FOCUS ON SUSTAINABILITY
College-savings plans increasingly have environmental, social and governance funds as investment options, according to AKF. Over the past year, four plans have added ESG options, bringing the total number of 529s that include them to 21, reflecting 26 investments across the industry, the report found. Recent states to add ESG funds include Alaska (for two plans), Florida and Minnesota.
This year, two states also sought to increase Covid vaccination rates by offering scholarship lotteries in the form of 529 accounts. In addition to several $1 million cash prizes for vaccinated adults, Ohio awarded a handful of full-ride scholarships to state schools for children ages 12 to 17. Oregon has a similar program, offering $100,000 scholarships through a drawing it held Monday, the results of which will be announced next Tuesday, AKF’s report noted.
AREA FOR GROWTH
The 2019 SECURE Act made 529 plan assets eligible for certain apprenticeship programs. That development could encourage more families to sign up for accounts, Feirstein said.

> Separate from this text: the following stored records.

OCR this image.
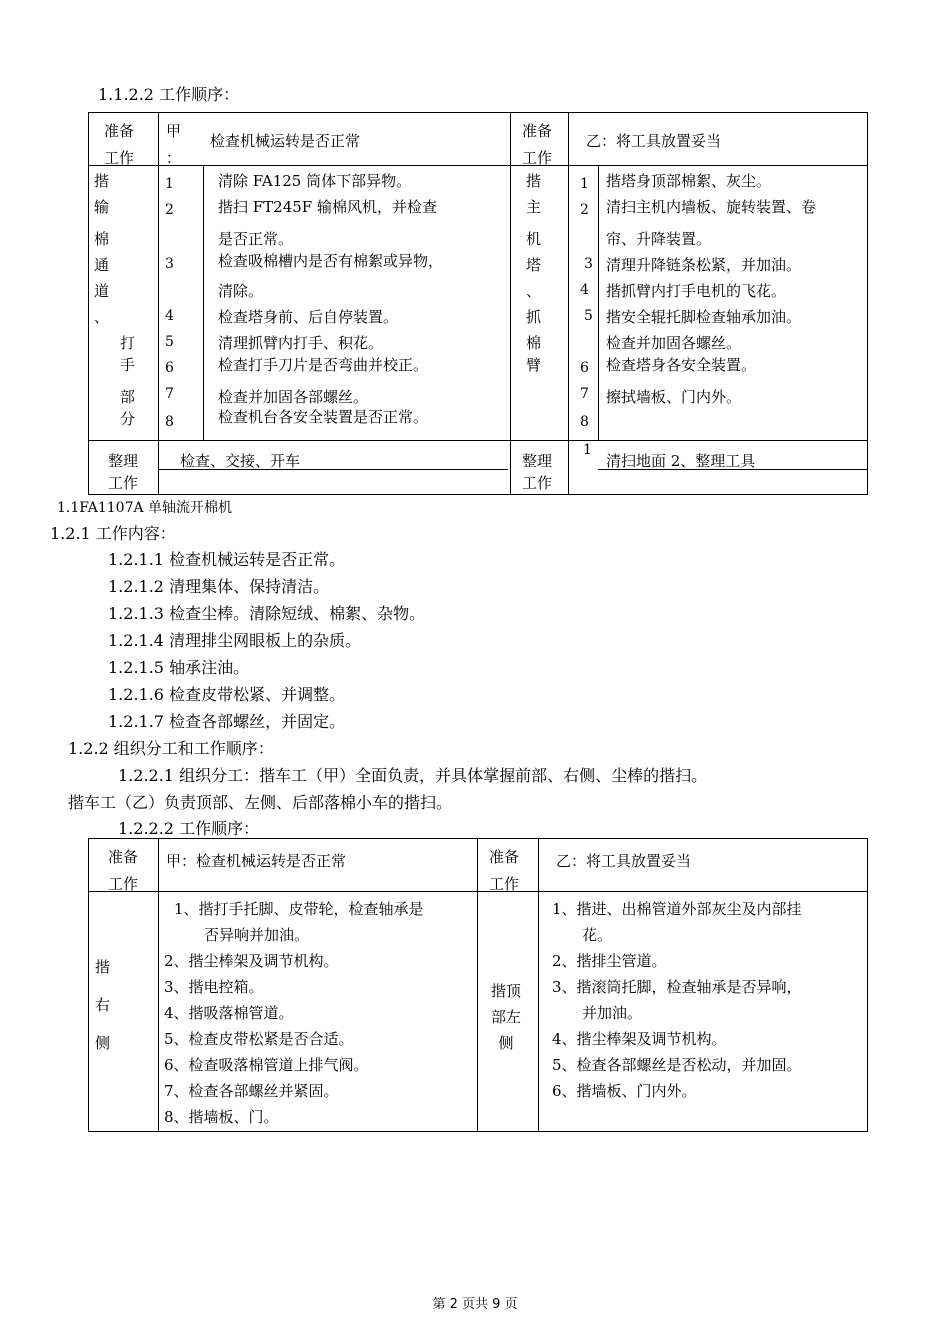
1.1.2.2 工作顺序：
准备
工作
甲
：
检查机械运转是否正常
准备
工作
乙：将工具放置妥当
揩
输
棉
通
道
、
打
手
部
分
1
2
3
4
5
6
7
8
清除 FA125 筒体下部异物。
揩扫 FT245F 输棉风机，并检查
是否正常。
检查吸棉槽内是否有棉絮或异物，
清除。
检查塔身前、后自停装置。
清理抓臂内打手、积花。
检查打手刀片是否弯曲并校正。
检查并加固各部螺丝。
检查机台各安全装置是否正常。
揩
主
机
塔
、
抓
棉
臂
1
2
3
4
5
6
7
8
揩塔身顶部棉絮、灰尘。
清扫主机内墙板、旋转装置、卷
帘、升降装置。
清理升降链条松紧，并加油。
揩抓臂内打手电机的飞花。
揩安全辊托脚检查轴承加油。
检查并加固各螺丝。
检查塔身各安全装置。
擦拭墙板、门内外。
整理
工作
检查、交接、开车	整理
工作
1
清扫地面 2、整理工具
1.1FA1107A 单轴流开棉机
1.2.1 工作内容：
1.2.1.1 检查机械运转是否正常。
1.2.1.2 清理集体、保持清洁。
1.2.1.3 检查尘棒。清除短绒、棉絮、杂物。
1.2.1.4 清理排尘网眼板上的杂质。
1.2.1.5 轴承注油。
1.2.1.6 检查皮带松紧、并调整。
1.2.1.7 检查各部螺丝，并固定。
1.2.2 组织分工和工作顺序：
1.2.2.1 组织分工：揩车工（甲）全面负责，并具体掌握前部、右侧、尘棒的揩扫。
揩车工（乙）负责顶部、左侧、后部落棉小车的揩扫。
1.2.2.2 工作顺序：
准备
工作
甲：检查机械运转是否正常	准备
工作
乙：将工具放置妥当
揩
右
侧
1、揩打手托脚、皮带轮，检查轴承是
否异响并加油。
2、揩尘棒架及调节机构。
3、揩电控箱。
4、揩吸落棉管道。
5、检查皮带松紧是否合适。
6、检查吸落棉管道上排气阀。
7、检查各部螺丝并紧固。
8、揩墙板、门。
揩顶
部左
侧
1、揩进、出棉管道外部灰尘及内部挂
花。
2、揩排尘管道。
3、揩滚筒托脚，检查轴承是否异响，
并加油。
4、揩尘棒架及调节机构。
5、检查各部螺丝是否松动，并加固。
6、揩墙板、门内外。
第 2 页共 9 页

Given the dramatic rise in the costs of attending a four-year college, particularly for private universities, parents are often daunted at the price tag and don’t know where to start, she said.
The average 529 account holds about $27,000, she estimated, but that includes many accounts for students who are still years away from attending college.
“With the expansion to registered apprenticeships, a family doesn’t have to save that $100,000 to $200,000” for tuition, she said. “That may make them more comfortable about starting to save in the first place.”